Commuter express-type buses make a few stops in the suburbs, perhaps at a Park-and-Ride lot, then take freeways to their destination (usually downtown). This type of service, while attractive to suburbanites who would otherwise drive, is far more expensive for a transit agency to provide. Unlike a local bus, these buses pick up no fares along their express-running segments, and their routes may be too long to make multiple trips during the rush hour possible. Commuter express buses, with a few exceptions, run to downtown in the morning and back to the suburbs in the afternoon, making them useless for an inner-city resident needing to commute to a suburban job. Commuter express ridership is typically more affluent, and less ethnically diverse, than local bus ridership; this has brought up questions of equity.
Transit ridership had been dropping even before the COVID-19 emergency, due to so-called “transit-dependent” riders now having increased access to cars. As interest rates have dropped, financing an automobile has become easier for low-income individuals. Undocumented aliens can now get drivers’ licenses in California, and “rideshare” services, such as Uber and Lyft have gained in popularity.

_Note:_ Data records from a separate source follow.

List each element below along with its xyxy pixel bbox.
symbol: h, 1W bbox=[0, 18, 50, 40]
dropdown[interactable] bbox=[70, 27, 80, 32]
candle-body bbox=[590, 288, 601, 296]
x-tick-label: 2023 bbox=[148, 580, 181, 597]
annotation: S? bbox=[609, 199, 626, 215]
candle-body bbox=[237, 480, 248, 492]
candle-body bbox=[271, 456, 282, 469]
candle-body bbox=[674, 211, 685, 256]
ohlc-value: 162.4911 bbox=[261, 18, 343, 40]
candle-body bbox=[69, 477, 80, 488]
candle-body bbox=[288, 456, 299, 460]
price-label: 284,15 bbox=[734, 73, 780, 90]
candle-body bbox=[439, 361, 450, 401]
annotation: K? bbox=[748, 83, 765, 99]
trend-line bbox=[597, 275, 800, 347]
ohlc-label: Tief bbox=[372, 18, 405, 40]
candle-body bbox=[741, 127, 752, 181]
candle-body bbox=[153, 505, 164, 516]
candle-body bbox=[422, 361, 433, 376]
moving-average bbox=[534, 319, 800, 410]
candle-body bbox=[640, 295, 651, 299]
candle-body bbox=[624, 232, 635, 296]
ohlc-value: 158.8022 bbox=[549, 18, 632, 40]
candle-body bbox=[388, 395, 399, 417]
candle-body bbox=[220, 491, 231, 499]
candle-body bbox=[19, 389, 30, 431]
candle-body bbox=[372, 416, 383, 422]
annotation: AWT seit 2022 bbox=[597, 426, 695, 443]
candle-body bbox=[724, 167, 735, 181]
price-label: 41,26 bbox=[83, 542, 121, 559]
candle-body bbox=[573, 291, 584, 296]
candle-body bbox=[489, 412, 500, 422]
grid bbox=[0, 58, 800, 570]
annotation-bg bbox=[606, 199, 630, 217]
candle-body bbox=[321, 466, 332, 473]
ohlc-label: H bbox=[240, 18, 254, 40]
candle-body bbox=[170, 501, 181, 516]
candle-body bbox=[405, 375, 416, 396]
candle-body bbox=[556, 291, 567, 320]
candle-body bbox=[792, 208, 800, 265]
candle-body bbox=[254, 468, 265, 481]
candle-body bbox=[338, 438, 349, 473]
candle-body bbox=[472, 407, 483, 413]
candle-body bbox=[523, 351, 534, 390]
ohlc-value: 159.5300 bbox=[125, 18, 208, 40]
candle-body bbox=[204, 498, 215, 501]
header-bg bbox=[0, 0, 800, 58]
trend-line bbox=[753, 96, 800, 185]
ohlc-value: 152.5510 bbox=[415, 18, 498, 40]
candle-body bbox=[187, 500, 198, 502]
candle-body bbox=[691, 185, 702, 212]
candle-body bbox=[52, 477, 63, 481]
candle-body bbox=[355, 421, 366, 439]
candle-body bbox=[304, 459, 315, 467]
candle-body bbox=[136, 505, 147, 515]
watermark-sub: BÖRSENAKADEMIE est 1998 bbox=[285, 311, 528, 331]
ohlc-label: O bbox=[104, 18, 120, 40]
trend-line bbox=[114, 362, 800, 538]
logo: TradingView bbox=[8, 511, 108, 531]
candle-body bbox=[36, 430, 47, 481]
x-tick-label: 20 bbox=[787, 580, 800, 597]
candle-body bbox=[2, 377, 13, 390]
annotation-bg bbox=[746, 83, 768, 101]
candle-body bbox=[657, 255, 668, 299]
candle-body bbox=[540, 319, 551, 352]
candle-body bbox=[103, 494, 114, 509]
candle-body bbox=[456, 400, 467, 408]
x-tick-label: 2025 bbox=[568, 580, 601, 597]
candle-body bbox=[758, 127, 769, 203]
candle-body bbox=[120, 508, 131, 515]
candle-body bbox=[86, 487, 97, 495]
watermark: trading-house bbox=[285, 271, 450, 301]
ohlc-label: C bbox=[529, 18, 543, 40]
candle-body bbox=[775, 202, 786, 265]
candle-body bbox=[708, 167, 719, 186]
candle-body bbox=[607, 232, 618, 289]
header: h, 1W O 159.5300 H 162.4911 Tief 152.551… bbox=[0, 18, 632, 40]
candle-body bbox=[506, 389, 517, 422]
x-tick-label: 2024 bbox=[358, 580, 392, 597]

Slow local buses now have serious competition.
During the emergency, transit ridership is noticeably less “peaked.” Pre-COVID, transit usage was concentrated in the morning and afternoon, as most riders were commuting to and from traditional 8-5 jobs. Now, the demand curve is flatter, with those commuters mostly working from home. The journeys of current riders take place throughout the day: jobs with odd shifts, such as retail and warehouse jobs, essential shopping, and medical trips.
To adapt to this “new normal,” transit agencies are contemplating the following service modifications:
Enhancing the service provided in the central city, and nearby inner-city neighborhoods. Buses can be made to operate faster by removing stops, implementing signal preemption (automatically turning traffic lights green when a bus approaches), providing bus-only lanes, and allowing passengers to board at any bus door. To further speed service, buses would no longer have fareboxes; instead, fares would either be purchased from ticket machines located at stops (similar to those at Metro stations) or at retail stores. There is even the possibility of fareless transit–passengers board for free. Passenger comfort and security would be improved by providing additional bus shelters and digital schedule displays.
Commuter express services will undergo changes. Since many more people will be working from home, there will be less need for large fleets of buses to run into the central city in the morning, and back out in the afternoon. Instead, a network of express bus routes will run during the day, in all directions. Other destinations besides the central city will be offered, providing faster service for people working multiple jobs.
In less dense suburban areas, infrequent bus service may be replaced by “microtransit”–small vans that pick up passengers on request (via smartphone app, similar to Uber or Lyft). Pilot microtransit programs have already been implemented in parts of Los Angeles and Orange Counties.
On November 11, the U.S. Food and Drug Administration (FDA) approved the first COVID-19 vaccine for emergency use. While the COVID-19 pandemic will end, the disease has made an indelible mark on public transit, as well as on society in general.